From their earliest days - car boot sales, £100 from the Salvation Army - the group now has grants from the Tudor Trust, the Lottery, Sure Start, the council, Lloyds TSB. But are desperate for core funding.

"So much of our energy and effort goes into fundraising. It's a constant battle, when we could be spending the time and effort on something better," says volunteer Vincent Robinson.

As well as a team of volunteers, the staff includes a number of employees - development workers, youth workers, like Kelly Holmes. "It's often the simplest things," says Kelly. "We took a group of children down to Hardwick Park for a picnic and they thought it was great. Some of those kids had never been out of Ferryhill, never been on a picnic. It's not much, is it? But for them it was."

Other outings have been further afield - to Newcastle, or canoeing, riding, or to a theme park. Or taking them to a restaurant.

"Many kids here have never been in one, have no idea how to order food. The sort of things that most people are lucky enough to be able to take for granted," says Kelly.

The kitchen is big enough for cookery lessons, teaching children that there's better ways of feeding yourself for a fiver than spending it on pizza.

They are particularly concerned about the 16 to 18-year-olds, fallen through the gap between school and training. They encourage them as much as possible, help them on job hunts and qualifications, encourage, listen, advise. They have had some cheering small successes with youngsters that society would have written off.

"But it all takes time and patience," says Veronica. "We've had some very sad cases, young people here who've gone through terrible experiences. It takes months to get them to trust us, just to talk to us. That's a big breakthrough - but it's not the sort of thing that you can put on a funding application."

For Veronica Birchall the poverty on the estate was the key to the problem. "It wasn't so much a lack of money but a spiritual poverty. The children here had no hope, no idea of other possibilities."

In ten years since that first residents' meeting the estate has changed dramatically. It looks cared for.

Crime is down, nuisance is down, neighbours are speaking to each other again.

"It's a nice place to live," says Veronica. "You can walk around and feel safe. And there's a waiting list of people wanting to move here."

After heart attack last year, Veronica resigned from running the group. The others even wrote her a card and bought her a leaving present.

But within a few months she was back again when they realised they couldn't do without her and she was fretting knowing there was so much to be done.

"If I'd know what I was letting myself in for, I would never have started, but once you've started, you can't give up, although I try not to do so much now," she says. But it still seems to involve huge amounts of time and effort and a lot of support and driving from husband John.

Veronica is sustained by her family - John, daughter Kathleen, who's also a LADDER volunteer, three grandchildren - and a faith so rock solid that it permeates everything she does and must in part be the key to how she is able to do so much. For the last 25 years she has taken busloads of pilgrims to Walsingham each summer and soon will be planning next year's trip.

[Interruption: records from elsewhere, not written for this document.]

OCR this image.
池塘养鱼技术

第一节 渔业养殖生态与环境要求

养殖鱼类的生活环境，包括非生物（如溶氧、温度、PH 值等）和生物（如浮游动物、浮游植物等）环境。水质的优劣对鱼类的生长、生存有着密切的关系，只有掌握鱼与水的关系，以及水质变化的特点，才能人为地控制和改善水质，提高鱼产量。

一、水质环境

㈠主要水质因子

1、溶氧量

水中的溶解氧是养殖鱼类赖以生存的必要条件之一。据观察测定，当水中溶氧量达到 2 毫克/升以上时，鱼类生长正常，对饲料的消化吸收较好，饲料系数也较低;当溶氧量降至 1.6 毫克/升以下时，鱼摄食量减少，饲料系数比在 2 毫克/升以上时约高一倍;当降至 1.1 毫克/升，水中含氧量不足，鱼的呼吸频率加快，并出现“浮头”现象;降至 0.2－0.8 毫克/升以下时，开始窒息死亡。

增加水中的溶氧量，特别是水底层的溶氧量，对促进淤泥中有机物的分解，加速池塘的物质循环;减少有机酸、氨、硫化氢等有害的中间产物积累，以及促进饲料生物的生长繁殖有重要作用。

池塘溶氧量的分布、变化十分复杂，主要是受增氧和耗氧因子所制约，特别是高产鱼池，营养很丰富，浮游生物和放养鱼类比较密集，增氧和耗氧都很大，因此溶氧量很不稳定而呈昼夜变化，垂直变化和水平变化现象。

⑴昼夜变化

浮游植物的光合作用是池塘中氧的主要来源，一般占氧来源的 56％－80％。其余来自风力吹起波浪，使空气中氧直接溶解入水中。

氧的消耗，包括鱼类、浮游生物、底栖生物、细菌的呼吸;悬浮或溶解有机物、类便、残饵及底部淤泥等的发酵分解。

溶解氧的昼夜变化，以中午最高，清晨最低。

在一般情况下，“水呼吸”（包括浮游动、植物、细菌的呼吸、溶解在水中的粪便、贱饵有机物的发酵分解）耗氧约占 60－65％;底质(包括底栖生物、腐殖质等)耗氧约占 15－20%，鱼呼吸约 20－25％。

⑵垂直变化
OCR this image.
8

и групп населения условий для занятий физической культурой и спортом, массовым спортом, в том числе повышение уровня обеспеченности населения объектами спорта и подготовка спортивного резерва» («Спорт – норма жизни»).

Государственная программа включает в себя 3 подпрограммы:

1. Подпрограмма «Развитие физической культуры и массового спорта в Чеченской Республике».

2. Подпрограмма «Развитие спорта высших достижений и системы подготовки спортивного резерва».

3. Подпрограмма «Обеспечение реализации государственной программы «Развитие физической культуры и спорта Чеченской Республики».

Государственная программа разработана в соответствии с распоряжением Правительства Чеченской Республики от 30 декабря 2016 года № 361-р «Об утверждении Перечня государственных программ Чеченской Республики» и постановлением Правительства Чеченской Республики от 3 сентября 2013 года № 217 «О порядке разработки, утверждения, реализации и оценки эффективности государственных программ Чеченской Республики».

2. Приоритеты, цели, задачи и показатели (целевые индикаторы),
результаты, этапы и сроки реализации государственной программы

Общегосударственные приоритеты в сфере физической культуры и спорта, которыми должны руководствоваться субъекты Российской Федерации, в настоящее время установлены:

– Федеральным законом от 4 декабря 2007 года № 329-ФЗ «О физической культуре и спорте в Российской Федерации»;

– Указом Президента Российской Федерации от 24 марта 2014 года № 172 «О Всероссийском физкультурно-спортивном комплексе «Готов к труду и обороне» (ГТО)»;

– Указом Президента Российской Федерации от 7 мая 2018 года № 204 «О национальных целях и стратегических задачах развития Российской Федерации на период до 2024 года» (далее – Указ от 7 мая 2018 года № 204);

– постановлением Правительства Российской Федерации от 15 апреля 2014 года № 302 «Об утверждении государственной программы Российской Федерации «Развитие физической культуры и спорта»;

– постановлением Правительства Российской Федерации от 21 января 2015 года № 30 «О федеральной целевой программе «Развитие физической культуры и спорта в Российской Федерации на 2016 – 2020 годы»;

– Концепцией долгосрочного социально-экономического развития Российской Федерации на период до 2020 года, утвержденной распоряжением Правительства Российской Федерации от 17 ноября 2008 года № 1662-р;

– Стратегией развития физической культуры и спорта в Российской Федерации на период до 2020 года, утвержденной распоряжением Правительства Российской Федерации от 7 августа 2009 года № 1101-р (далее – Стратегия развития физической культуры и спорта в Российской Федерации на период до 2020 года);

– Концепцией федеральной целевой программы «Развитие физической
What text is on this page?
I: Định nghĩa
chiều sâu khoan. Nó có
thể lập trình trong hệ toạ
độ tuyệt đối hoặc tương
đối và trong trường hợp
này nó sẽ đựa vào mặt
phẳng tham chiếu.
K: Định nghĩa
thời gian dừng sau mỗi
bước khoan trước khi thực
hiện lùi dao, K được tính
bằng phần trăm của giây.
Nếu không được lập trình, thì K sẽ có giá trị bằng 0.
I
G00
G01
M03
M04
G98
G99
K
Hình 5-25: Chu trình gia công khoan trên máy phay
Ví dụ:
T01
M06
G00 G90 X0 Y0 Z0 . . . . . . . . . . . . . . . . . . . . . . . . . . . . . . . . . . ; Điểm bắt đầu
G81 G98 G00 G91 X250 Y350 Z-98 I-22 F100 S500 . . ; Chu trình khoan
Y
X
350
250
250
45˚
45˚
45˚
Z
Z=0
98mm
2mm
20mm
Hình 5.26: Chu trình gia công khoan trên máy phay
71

"I couldn't sit back when there's still so much to do," she says, as if it were the most obvious thing in the world, even when you're 59 and not in the best of health. "There's always money to find. Already we've outgrown this building. It's a squash getting everyone in and we'd like to extend it to have more room.

"We have lots of plans. We're hoping to do a 1940s family thing - growing vegetables, cooking meals and eating them together as people used to do. Many children here have never done that.

"What we want to do is show them that there's a different way of living. That there are chances and opportunities for them out there if they can make that first step.

"The only way is up. What we want to give to them, above all, is hope."